If you don’t feel transported to some dark, cold beach with your toes in the cold water, I don’t know what to tell you, man. You might be a lost cause.
9. “Burning” by The Whitest Boy Alive, off of their album, Dreams.
This song features the soft vocals of a folk group, the bass line of an indie pop band and the guitar of (wait for it) 80s new wave! It’s all the best parts of music combined into one track that is far too short for anyone’s good.
With folky vocals, they’re inherently dreamy. The guitar and bass are working together, never once fighting for the listener’s attention. Towards the end of the song, there’s an explosion of guitar, perpetually supported by the bass line, that commands that you shoegaze to this awesome track. The end of the song fades out into nothing, but the melodic explosion still rings vividly in your memory. This is the song you need when you need to crack down and do work.
Come the second or third week of the semester, you may feel like you’re burning in hell constantly. You and everybody else, kid. Just wait until midterms.
10. “World On Fire” by The Royal Concept, off of their record, Royal.
I chose to end this playlist with a heavy electro-rock song because ending on a quiet note is not how you’re going to end this semester.
“World On Fire” opens up with a repeated synthesizer sound—a sound that is aggressively and intrinsically rock. The vocals are monotone throughout the song which, for some, might indicate something boring. The song is reserved is initially inexplicably reserved in sound and attitude. It’s almost frustrating at first, but come the chorus, the listener is granted the release he or she has been looking for. David Larson, the vocalist, lets all his emotions go during the chorus, but quickly returns to monotonic safety for the next verse until the chorus comes ’round again.

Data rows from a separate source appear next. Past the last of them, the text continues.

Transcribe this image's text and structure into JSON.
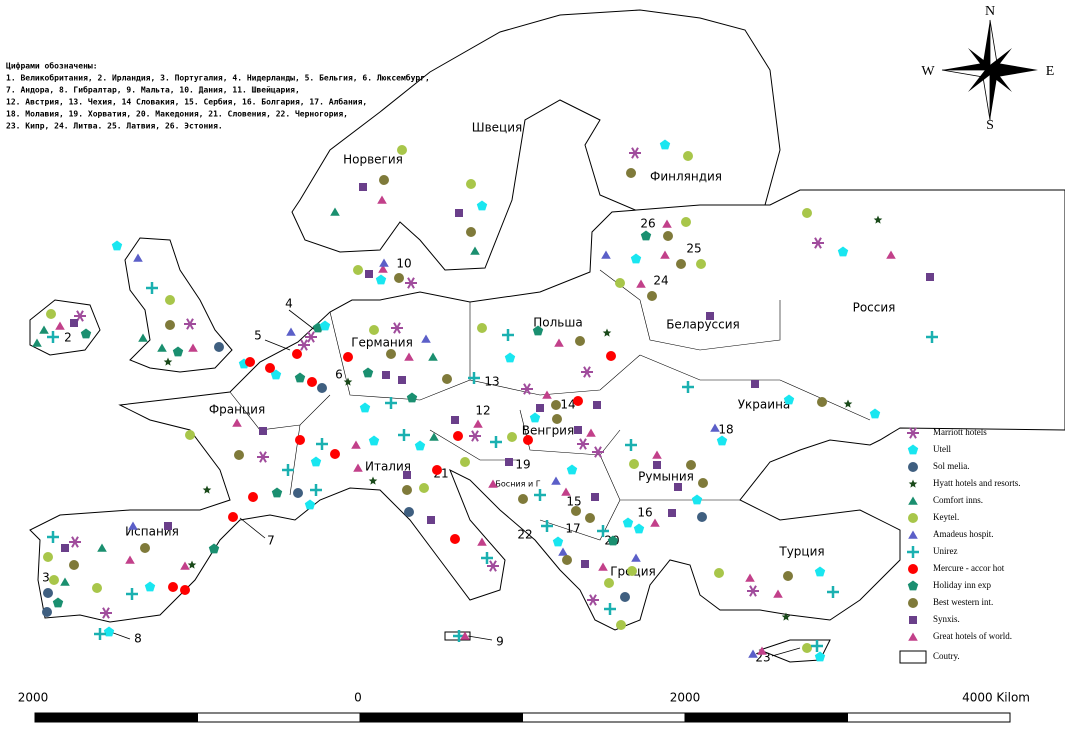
{
  "notes": {
    "title": "Цифрами обозначены:",
    "lines": [
      "1. Великобритания, 2. Ирландия, 3. Португалия, 4. Нидерланды, 5. Бельгия, 6. Люксембург,",
      "7. Андора, 8. Гибралтар, 9. Мальта, 10. Дания, 11. Швейцария,",
      "12. Австрия, 13. Чехия, 14 Словакия, 15. Сербия, 16. Болгария, 17. Албания,",
      "18. Молавия, 19. Хорватия, 20. Македония, 21. Словения, 22. Черногория,",
      "23. Кипр, 24. Литва. 25. Латвия, 26. Эстония."
    ]
  },
  "countries": [
    "Швеция",
    "Норвегия",
    "Финляндия",
    "Россия",
    "Беларуссия",
    "Польша",
    "Германия",
    "Украина",
    "Франция",
    "Венгрия",
    "Италия",
    "Румыния",
    "Босния и Г",
    "Испания",
    "Турция",
    "Греция"
  ],
  "numbers": [
    "2",
    "3",
    "4",
    "5",
    "6",
    "7",
    "8",
    "9",
    "10",
    "12",
    "13",
    "14",
    "15",
    "16",
    "17",
    "18",
    "19",
    "20",
    "21",
    "22",
    "23",
    "24",
    "25",
    "26"
  ],
  "legend": [
    "Marriott hotels",
    "Utell",
    "Sol melia.",
    "Hyatt hotels and resorts.",
    "Comfort inns.",
    "Keytel.",
    "Amadeus hospit.",
    "Unirez",
    "Mercure - accor hot",
    "Holiday inn exp",
    "Best western int.",
    "Synxis.",
    "Great hotels of world."
  ],
  "legend_country": "Coutry.",
  "scale": {
    "labels": [
      "2000",
      "0",
      "2000",
      "4000  Kilom"
    ]
  },
  "compass": {
    "n": "N",
    "w": "W",
    "e": "E",
    "s": "S"
  }
}
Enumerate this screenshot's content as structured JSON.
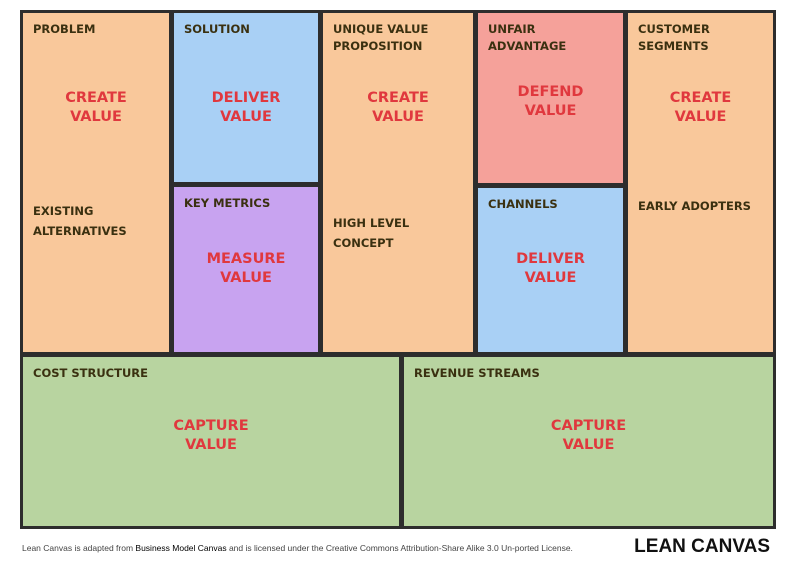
{
  "cells": {
    "problem": {
      "title": "PROBLEM",
      "value": "CREATE\nVALUE",
      "sub": "EXISTING\nALTERNATIVES"
    },
    "solution": {
      "title": "SOLUTION",
      "value": "DELIVER\nVALUE"
    },
    "key_metrics": {
      "title": "KEY  METRICS",
      "value": "MEASURE\nVALUE"
    },
    "uvp": {
      "title": "UNIQUE VALUE\nPROPOSITION",
      "value": "CREATE\nVALUE",
      "sub": "HIGH LEVEL CONCEPT"
    },
    "unfair": {
      "title": "UNFAIR\nADVANTAGE",
      "value": "DEFEND\nVALUE"
    },
    "channels": {
      "title": "CHANNELS",
      "value": "DELIVER\nVALUE"
    },
    "customers": {
      "title": "CUSTOMER\nSEGMENTS",
      "value": "CREATE\nVALUE",
      "sub": "EARLY ADOPTERS"
    },
    "cost": {
      "title": "COST STRUCTURE",
      "value": "CAPTURE\nVALUE"
    },
    "revenue": {
      "title": "REVENUE STREAMS",
      "value": "CAPTURE\nVALUE"
    }
  },
  "footer": {
    "prefix": "Lean Canvas is adapted from ",
    "link": "Business Model Canvas",
    "suffix": " and is licensed under the Creative Commons Attribution-Share Alike 3.0 Un-ported License.",
    "brand": "LEAN CANVAS"
  },
  "colors": {
    "orange": "#f9c89b",
    "blue": "#a9d0f5",
    "purple": "#c8a3f0",
    "red": "#f5a19a",
    "green": "#b8d4a0",
    "value_text": "#e0383e"
  }
}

In short, you’ll be craving his next vocal explosion for the whole next verse.
Knee-deep in papers, assignments, textbook readings and presentations to prepare for, your world is simply on fire. Yet, when Mom and Dad call you and everything is “fine,” but, in reality, everything is on fire. Will you ever get those assignments done? Yes, but you’re certainly going to complain about it first. Revel in your own, personal hell, kindly known as: college.